Едва ступив в поэтическую мастерскую Бодлера, мы тотчас же отметим, что в стихах его среди живейшего воодушевления, в сердцевине глубочайшего страдания возникает чувство великого спокойствия, доходящее порой до холодности или даже леденящего равнодушия: это и будоражащий источник очарования и неопровержимое свидетельство, что поэт владеет собой и не намерен это скрывать. (Рецепт: не в том ли состоит поэзия, чтобы никогда не быть простодушным, но иногда им казаться?) Чтобы убедиться в этом, откройте наугад «Цветы зла», быть может, вам попадутся «Старушки», самое проникновенное, самое трогательное стихотворение сборника. Рано радуетесь, страстотерпцы! Быть может, вы отметили, что в этом произведении живость интонации не препятствует полнозвучности рифм? И, несмотря на замысловатую структуру стиха, эти строки волнуют вас до глубины души, не так ли? Странно-пронзительный образ маленьких старушек, семенящих по грязи, впечатлил вас, заставил вздрогнуть, и безупречность строя, и чистота выражений не были тому преградой, не правда ли? И с первых же строф, столь искусно движимых несчастьем, вы испытываете невыразимую тоску, растущую с каждой новой строкой?

Калеки жалкие с горбатою спиной, Ужель, чудовища, вы женщинами были, Звались Лаисами? Так что ж — под наготой Живую душу вы и ныне сохранили… Меж омнибусами, средь шума, темноты Ползете вы, к груди, как мощи, прижимая Сумы, где ребусы нашиты и цветы; И ветер вас знобит, лохмотья продувая. Как марьонеток ряд, трусите вы рысцой; То зверем раненым вприпрыжку прочь бежите, То сразу, нехотя танцуя, задрожите, Как колокольчики под Дьявола рукой. У вас глаза — бурав; сквозь мрак ночной, ненастный, Как лужи с сонною водой, они блестят; То — как глаза детей, божественно прекрасны, Где каждый легкий блеск чарует нежный взгляд [21] .

Признайтесь, что из всего этого вы заключите, что поэт и сам растроган и что эти поразительные стихи подсказаны, внушены (не будем бояться этого слова — «вдохновлены»!) испытанным переживанием.

Но продолжите чтение:

Не кажется ли вам, — гроба старушек часто Бывают не длинней, чем гробики детей? Смерть любознательна, умела и глазаста, Мила причуда ей, по нраву странность ей. Когда бы в городе старушек я ни встретил, Мне кажется порой, — то призраки бредут, И шаг их наугад, и взгляд незрячий светел, Но колыбель себе их тени обретут [22] . И, на глазок сравнив размеры душ бесплотных, Я не догадывался произвесть расчет: Как сделает гроба мастеровитый плотник, Каким он способом зарубки насечет.

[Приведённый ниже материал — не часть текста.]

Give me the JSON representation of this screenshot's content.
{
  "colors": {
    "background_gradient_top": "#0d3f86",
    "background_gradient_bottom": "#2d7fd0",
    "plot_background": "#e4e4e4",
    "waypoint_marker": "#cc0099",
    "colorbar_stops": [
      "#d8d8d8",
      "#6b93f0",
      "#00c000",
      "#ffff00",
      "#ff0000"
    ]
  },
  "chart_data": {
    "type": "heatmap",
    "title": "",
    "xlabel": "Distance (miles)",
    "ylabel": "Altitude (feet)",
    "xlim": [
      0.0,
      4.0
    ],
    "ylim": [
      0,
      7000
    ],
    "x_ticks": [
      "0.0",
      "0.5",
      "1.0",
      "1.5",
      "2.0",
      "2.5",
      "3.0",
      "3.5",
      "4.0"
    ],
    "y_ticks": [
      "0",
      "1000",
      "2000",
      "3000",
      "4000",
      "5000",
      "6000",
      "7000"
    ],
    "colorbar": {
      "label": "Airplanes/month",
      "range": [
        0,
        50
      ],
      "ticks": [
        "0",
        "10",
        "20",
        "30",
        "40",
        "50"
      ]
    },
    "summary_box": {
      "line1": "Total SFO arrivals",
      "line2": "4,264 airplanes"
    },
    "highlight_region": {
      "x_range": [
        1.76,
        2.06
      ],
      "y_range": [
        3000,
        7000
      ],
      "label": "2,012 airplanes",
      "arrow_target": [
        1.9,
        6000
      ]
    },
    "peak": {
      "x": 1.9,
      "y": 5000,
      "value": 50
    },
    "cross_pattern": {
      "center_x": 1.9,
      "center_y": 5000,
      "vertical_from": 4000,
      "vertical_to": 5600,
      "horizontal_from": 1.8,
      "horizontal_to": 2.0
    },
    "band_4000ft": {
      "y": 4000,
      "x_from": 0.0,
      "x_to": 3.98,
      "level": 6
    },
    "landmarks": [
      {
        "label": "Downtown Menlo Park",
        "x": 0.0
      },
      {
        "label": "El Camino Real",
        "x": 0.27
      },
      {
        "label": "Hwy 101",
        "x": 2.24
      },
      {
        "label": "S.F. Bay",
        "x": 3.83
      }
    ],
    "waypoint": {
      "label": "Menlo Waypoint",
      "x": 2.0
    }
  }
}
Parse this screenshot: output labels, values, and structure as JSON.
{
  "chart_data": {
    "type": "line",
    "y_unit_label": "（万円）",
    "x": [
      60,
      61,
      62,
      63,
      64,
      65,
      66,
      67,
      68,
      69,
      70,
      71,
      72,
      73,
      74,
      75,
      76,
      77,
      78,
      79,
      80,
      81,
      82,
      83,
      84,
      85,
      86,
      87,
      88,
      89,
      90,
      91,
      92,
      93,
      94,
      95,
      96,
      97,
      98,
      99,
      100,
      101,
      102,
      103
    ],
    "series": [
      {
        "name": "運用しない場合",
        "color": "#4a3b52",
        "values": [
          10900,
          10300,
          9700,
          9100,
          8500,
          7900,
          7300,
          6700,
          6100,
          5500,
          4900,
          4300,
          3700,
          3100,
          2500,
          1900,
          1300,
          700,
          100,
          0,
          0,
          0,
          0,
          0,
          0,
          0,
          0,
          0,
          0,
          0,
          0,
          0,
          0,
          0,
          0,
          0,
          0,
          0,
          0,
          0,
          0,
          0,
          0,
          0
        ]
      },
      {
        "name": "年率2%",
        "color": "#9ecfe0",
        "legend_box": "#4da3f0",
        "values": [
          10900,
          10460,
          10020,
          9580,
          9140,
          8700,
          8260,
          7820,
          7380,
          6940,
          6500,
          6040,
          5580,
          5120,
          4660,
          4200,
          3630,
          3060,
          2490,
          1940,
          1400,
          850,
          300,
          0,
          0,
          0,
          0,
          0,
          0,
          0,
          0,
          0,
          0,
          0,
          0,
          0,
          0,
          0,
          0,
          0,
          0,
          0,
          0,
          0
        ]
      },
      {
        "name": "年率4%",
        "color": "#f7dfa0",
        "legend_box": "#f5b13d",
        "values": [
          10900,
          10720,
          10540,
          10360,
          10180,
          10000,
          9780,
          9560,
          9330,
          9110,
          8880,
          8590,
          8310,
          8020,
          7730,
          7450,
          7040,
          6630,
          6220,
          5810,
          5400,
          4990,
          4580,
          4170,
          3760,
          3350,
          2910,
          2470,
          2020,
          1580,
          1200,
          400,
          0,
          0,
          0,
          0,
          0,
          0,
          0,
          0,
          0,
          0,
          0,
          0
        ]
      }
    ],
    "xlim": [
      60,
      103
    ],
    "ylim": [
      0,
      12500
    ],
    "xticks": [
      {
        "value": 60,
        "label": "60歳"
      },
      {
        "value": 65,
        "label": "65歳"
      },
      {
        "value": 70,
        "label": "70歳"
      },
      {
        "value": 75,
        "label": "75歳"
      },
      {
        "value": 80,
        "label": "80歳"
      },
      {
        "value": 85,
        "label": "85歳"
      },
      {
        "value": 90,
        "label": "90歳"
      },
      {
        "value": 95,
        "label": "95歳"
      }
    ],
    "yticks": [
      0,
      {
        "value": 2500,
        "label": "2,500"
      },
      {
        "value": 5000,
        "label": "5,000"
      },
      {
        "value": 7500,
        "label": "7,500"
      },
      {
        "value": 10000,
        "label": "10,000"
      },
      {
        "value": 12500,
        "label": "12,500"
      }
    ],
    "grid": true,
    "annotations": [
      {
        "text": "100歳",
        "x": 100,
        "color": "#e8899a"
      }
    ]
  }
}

Что скажете об этом небольшом отрывке? Мне он кажется особенно пленительным. Я безумно люблю нашего поэта за то, что он внезапно прерывает одновременно умилительное и умильное описание, чтобы обратиться к ошеломленному читателю с вопросом: «Не кажется ли вам и т. д.» — исключительный пример бесцеремонности и хладнокровия, который вызвал бы восторг у Эдгара По и мог бы снискать одобрение великого Гёте. А строфа «И, на глазок сравнив размеры душ бесплотных…» и т. д. не кажется ли вам столь ироничной, столь резкой, столь жестокой — и столь возвышенной, в конце концов?

Здесь я слышу возгласы страстотерпцев, вечно чем-то раздосадованных: «Будь проклят тот дерзкий поэт, что портит нам все удовольствие, высмеивает слезы, которые сам исторгнул, растаптывает переживания, вызванные его собственными стихами!» И вот они уже совершенно разъярены. (Второй рецепт: вывести из себя страстотерпцев, или, откровенно говоря, простофиль, — не в этом ли один из моментов искусства?) Что же вдохновенные? Я даже не осмеливаюсь представить, что они думают по этому поводу.